WHO has likewise shared the NCD death rate, age standardized per 100,000 population. Canada had a 291.6 NCD death rate in 2016, United States a 417.9 death rate, China 542.4, India 597.5, Thailand 427.4, Philippines 678.3, Indonesia 764, Papua New Guinea 708.3, Australia 292.6, Myanmar 763.8, South Korea 266.7, Mongolia 825.7, Kazakhstan 787.9, Uzbekistan 687.4, Turkmenistan 823.4, Japan 242.5, Sweden 318.3, Norway 309.8, United Kingdom 342.4, Ireland 348.2, and France 290.

Countries with the highest number of deaths due to noncommunicable diseases include Togo (West Africa), Eswatini, Turkmenistan, Egypt, Afghanistan, and Sierra Leone. Meanwhile, countries with the lowest number of deaths due to NCD include France, Italy, Sweden, Belgium, Austria, Ireland, Denmark, Singapore, Switzerland, Israel, and Greece.

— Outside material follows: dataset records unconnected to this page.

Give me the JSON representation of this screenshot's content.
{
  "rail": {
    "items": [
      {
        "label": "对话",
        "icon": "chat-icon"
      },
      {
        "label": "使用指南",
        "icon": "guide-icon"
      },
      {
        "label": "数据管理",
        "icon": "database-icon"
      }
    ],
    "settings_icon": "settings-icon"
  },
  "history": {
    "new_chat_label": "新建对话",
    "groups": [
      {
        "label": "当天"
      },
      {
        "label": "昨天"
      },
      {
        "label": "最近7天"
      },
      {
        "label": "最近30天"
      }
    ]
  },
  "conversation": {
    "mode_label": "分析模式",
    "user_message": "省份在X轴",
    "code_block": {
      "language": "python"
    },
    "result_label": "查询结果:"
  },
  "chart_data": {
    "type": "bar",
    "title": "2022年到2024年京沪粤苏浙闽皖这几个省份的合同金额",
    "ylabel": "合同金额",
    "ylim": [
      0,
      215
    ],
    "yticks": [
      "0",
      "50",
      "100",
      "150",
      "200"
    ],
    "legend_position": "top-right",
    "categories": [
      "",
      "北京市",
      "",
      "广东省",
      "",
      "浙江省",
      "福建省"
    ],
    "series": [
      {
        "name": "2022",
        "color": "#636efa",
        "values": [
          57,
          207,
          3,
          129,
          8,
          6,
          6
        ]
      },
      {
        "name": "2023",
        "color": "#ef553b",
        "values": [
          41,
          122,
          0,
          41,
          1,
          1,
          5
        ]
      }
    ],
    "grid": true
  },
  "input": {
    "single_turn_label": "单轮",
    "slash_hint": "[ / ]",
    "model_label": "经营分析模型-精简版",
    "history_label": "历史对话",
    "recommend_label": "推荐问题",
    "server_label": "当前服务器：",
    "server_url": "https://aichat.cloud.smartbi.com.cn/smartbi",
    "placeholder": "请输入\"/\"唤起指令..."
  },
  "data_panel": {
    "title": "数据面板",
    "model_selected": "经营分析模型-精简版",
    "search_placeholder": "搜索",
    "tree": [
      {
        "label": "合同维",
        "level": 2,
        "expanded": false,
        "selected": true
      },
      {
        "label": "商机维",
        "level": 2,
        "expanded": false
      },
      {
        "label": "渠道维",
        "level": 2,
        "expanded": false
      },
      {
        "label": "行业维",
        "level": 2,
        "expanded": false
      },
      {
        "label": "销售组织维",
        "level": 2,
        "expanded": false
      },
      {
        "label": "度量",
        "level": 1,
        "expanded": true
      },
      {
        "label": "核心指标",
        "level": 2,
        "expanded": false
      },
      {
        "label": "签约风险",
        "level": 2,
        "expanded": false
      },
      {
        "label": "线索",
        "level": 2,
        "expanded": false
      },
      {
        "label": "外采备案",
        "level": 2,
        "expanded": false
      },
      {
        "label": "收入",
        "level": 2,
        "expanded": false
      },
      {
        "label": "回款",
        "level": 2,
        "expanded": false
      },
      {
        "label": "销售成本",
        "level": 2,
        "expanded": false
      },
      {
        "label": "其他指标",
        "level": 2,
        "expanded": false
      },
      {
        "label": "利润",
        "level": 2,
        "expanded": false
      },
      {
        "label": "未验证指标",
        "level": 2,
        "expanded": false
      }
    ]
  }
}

The agency has also previously discussed how people living in substandard housing are more prone to health impacts from extreme weather, cold waves, and heat. There are also poor urban households that rely on coal cookstoves and smoky biomass. Particles from both can create indoor air pollution and the emission of black carbon.



WHO’s suggestion may help local governments of different countries promote and protect the public’s health. Not only do they serve as stewards for the well-being of their local populations but they also have the ability and authority to improve the services that meet the needs of the people.